The smallest thing you say to me can trigger me off onto a spiral that only goes downward. A person with whom I have a decent working relationship said to me recently, that they were speaking to a leading criminologist about me. Now put aside the thoughts I had about someone talking about me; this criminologist asked what I was jailed for. When told; he replied, “Oh we don’t treat them as real criminals.” I laughed but was hurt. Not because this oxygen thief decided to decry me but rather they discarded me as someone not worthy of their attention.
I have a condition that has a side effect of depression. I can sit on my own and just feel the wave of desolation come over me like a cloud of despair. I try to manage it but the simplest thing will set me off. The tears will flow like Niagara Falls on a damp day. Add that onto the paranoid feelings, the feeling of utter uselessness and you get the idea.
So be cognisant of what and how you talk to someone who has served a jail sentence. What you may think is jocular can have the adverse effect. Don’t joke with me about my prison sentence, it wasn’t funny. Don’t joke about the circumstances that drove me to be there, I have tried to overcome those. Do understand that I am not the person that you have heard about. That is the old Tartan Con and I have nothing in common with him anymore. Do give me the benefit of the doubt. Do treat me as an equal. I may talk about the fact that I am an ex-prisoner, it doesn’t mean that you get to. I am a work in progress.
To those Governors, Prison Officers, front line staff that work in prisons; please I beg of you, take what I say seriously. Be careful what you say to ex-prisoners. We are indeed a damaged bunch. We will read into everything you say. We will presume that there is an underlying current in everything you talk to us about. We will presume that you are waiting for us to “revert to type.” I know that you wish us well, I know that you care, I know that you “try” not to judge us on our past. But every now and then you will say “you know he is an ex-prisoner” and there you go. You have just done the very thing that you told us you would never do. I have found that so many of you are caring individuals, people who want to make a change but I also find that a lot of you “revert to type” when talking about a group of prisoners. You may like the individual but you still have your ingrained ideas about us. I have witnessed your “reversion” first hand and it upsets me. It doesn’t make me angry, just disappointed in you. You are better than that.

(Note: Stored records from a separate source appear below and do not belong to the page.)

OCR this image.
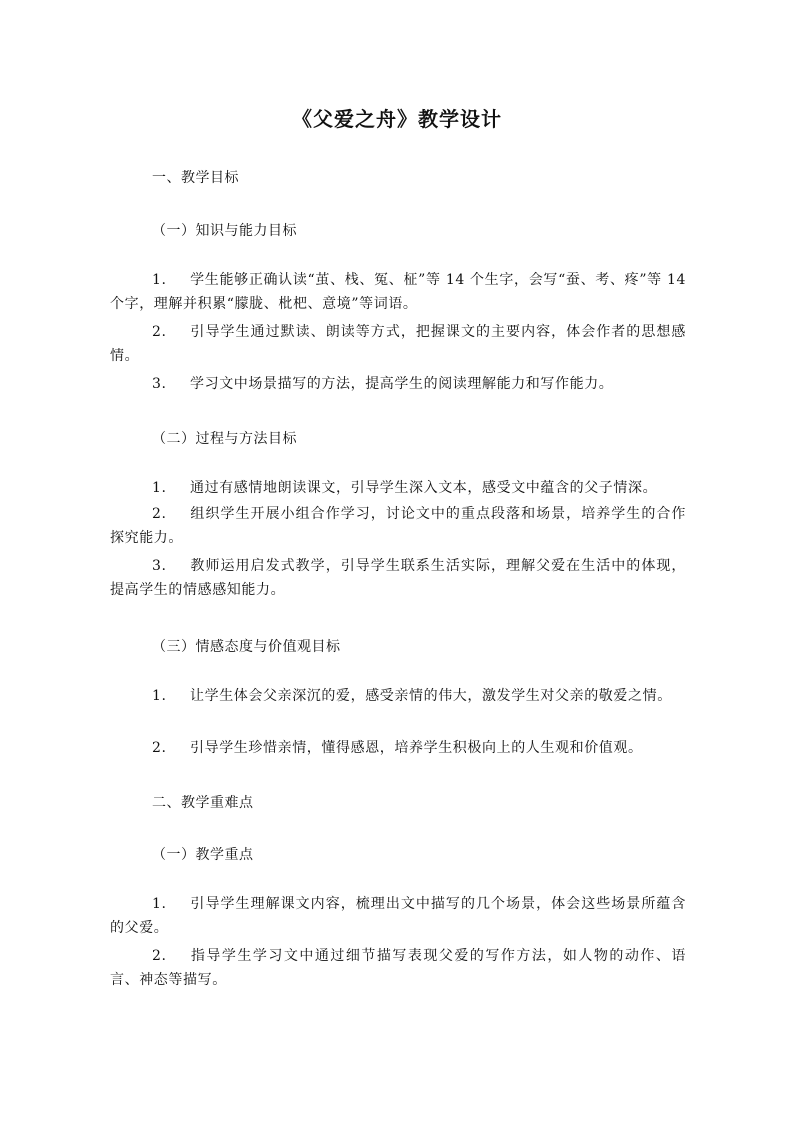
《父爱之舟》教学设计
一、教学目标
（一）知识与能力目标
1. 学生能够正确认读“茧、栈、冤、柾”等 14 个生字，会写“蚕、考、疼”等 14 个字，理解并积累“朦胧、枇杷、意境”等词语。
2. 引导学生通过默读、朗读等方式，把握课文的主要内容，体会作者的思想感情。
3. 学习文中场景描写的方法，提高学生的阅读理解能力和写作能力。
（二）过程与方法目标
1. 通过有感情地朗读课文，引导学生深入文本，感受文中蕴含的父子情深。
2. 组织学生开展小组合作学习，讨论文中的重点段落和场景，培养学生的合作探究能力。
3. 教师运用启发式教学，引导学生联系生活实际，理解父爱在生活中的体现，提高学生的情感感知能力。
（三）情感态度与价值观目标
1. 让学生体会父亲深沉的爱，感受亲情的伟大，激发学生对父亲的敬爱之情。
2. 引导学生珍惜亲情，懂得感恩，培养学生积极向上的人生观和价值观。
二、教学重难点
（一）教学重点
1. 引导学生理解课文内容，梳理出文中描写的几个场景，体会这些场景所蕴含的父爱。
2. 指导学生学习文中通过细节描写表现父爱的写作方法，如人物的动作、语言、神态等描写。
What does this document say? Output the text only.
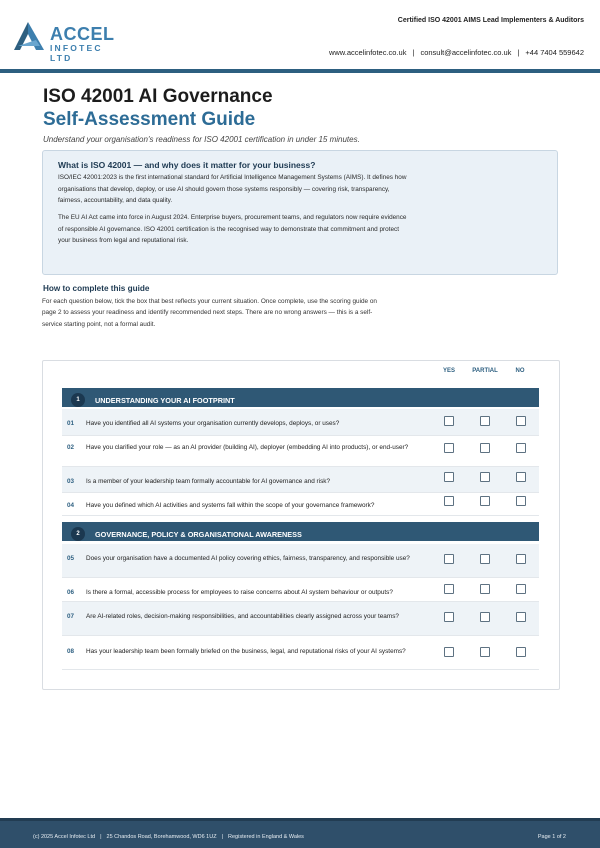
ACCEL
INFOTEC LTD
Certified ISO 42001 AIMS Lead Implementers & Auditors
www.accelinfotec.co.uk | consult@accelinfotec.co.uk | +44 7404 559642
ISO 42001 AI Governance
Self-Assessment Guide
Understand your organisation's readiness for ISO 42001 certification in under 15 minutes.
What is ISO 42001 — and why does it matter for your business?
ISO/IEC 42001:2023 is the first international standard for Artificial Intelligence Management Systems (AIMS). It defines how organisations that develop, deploy, or use AI should govern those systems responsibly — covering risk, transparency, fairness, accountability, and data quality.
The EU AI Act came into force in August 2024. Enterprise buyers, procurement teams, and regulators now require evidence of responsible AI governance. ISO 42001 certification is the recognised way to demonstrate that commitment and protect your business from legal and reputational risk.
How to complete this guide
For each question below, tick the box that best reflects your current situation. Once complete, use the scoring guide on page 2 to assess your readiness and identify recommended next steps. There are no wrong answers — this is a self-service starting point, not a formal audit.
YES	PARTIAL	NO
1	UNDERSTANDING YOUR AI FOOTPRINT
01 Have you identified all AI systems your organisation currently develops, deploys, or uses?
02 Have you clarified your role — as an AI provider (building AI), deployer (embedding AI into products), or end-user?
03 Is a member of your leadership team formally accountable for AI governance and risk?
04 Have you defined which AI activities and systems fall within the scope of your governance framework?
2	GOVERNANCE, POLICY & ORGANISATIONAL AWARENESS
05 Does your organisation have a documented AI policy covering ethics, fairness, transparency, and responsible use?
06 Is there a formal, accessible process for employees to raise concerns about AI system behaviour or outputs?
07 Are AI-related roles, decision-making responsibilities, and accountabilities clearly assigned across your teams?
08 Has your leadership team been formally briefed on the business, legal, and reputational risks of your AI systems?
(c) 2025 Accel Infotec Ltd | 25 Chandos Road, Borehamwood, WD6 1UZ | Registered in England & Wales	Page 1 of 2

Look I don’t want or need your pity, none of the former prisoners that I know do. What we want, what we need you to understand is what the system has done to us. It has damaged us, but not beyond repair. We ask that you treat us exactly the same as you would any other individual. Just take into consideration, what your actions will have on us before you undertake them. There is a phrase that every action has a positive and negative reaction. Think of what that negative reaction would be, before acting.
It’s difficult, isn’t it? I am asking you to tread carefully in one breath and then the next, I am asking you to treat us as you would any other. But hey that’s life, isn’t it? No-one said it was going to be easy.
Of course, this is just my opinion, I could be wrong.